As mentioned, the world’s most famous fortified wine owes its fortunes to Vincenzo Florio, who enhanced its peculiarities and guessed the right marketing. The cellars are a piece of history where the nineteenth-century rooms for holding the wines are still preserved (44,000 square meters of floor space, wide pointed arches and tuff stone, the Slavonian red oak barrels), and with tastings and guided tours one can discover this area of western Sicily, including the famous salt pans with the renowned sunset. Forbes magazine calculates that “of all the wine-loving tourists who land in Sicily, almost half visited Florio during 2019. In fact, the wineries welcomed nearly 50 thousand visitors, noting a steady increase in the number of foreign guests (+13 percent), mainly French-speaking and concentrated in October and September.
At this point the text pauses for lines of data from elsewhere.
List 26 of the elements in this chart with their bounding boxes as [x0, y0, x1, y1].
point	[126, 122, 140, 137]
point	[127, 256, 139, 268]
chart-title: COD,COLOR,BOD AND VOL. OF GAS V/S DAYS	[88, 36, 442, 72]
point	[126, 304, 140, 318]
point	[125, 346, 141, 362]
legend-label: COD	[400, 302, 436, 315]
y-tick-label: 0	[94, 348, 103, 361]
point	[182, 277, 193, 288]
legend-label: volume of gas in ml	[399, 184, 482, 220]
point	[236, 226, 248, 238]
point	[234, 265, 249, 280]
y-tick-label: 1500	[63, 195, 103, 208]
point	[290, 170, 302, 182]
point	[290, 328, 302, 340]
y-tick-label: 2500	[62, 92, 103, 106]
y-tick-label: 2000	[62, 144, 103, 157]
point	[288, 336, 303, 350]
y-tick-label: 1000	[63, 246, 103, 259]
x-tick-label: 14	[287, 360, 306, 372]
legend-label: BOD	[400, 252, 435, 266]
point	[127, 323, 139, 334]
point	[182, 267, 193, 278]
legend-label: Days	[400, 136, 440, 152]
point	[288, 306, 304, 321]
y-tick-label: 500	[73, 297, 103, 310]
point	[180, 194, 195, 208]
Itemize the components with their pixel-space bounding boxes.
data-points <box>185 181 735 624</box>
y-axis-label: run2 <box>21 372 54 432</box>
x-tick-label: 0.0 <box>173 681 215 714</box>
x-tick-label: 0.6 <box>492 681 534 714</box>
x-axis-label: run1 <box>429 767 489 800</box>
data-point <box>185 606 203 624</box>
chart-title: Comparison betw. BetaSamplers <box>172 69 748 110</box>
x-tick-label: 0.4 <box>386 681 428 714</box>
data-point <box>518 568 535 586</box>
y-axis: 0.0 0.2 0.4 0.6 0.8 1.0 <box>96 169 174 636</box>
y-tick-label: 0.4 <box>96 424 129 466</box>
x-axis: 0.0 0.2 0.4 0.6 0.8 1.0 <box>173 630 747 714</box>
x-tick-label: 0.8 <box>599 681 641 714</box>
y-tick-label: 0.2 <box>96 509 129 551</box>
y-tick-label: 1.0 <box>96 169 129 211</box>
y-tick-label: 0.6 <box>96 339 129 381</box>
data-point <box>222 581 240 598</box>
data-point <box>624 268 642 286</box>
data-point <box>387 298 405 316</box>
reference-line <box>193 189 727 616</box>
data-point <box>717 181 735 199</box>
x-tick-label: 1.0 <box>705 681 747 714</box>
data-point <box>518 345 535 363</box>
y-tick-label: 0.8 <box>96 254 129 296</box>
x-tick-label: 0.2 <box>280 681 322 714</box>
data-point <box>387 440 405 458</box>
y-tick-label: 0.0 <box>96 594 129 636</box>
In the same year, the turnover from guided tours, winery events and the turnover related to the in-house wine shop exceeded one million euros.”
On the Foro Italico, taking a nice stroll along the waterfront, one can find the statue to Vincenzo Florio, son of Paolo and nephew of the latter’s brother Ignazio, one of the two progenitors of the family. The work, visible near the Porta dei Greci, was made in 1875 by Vincenzo D’Amore. Vincenzo Florio, following in the footsteps of his father and uncle who had arrived from Bagnara Calabra, inherited his business sense from them, but made the family’s fortunes grow considerably. The work celebrating him was produced seven years after his death in 1868. Another Ignazio Florio, Vincenzo’s son, would inherit his father’s business activities.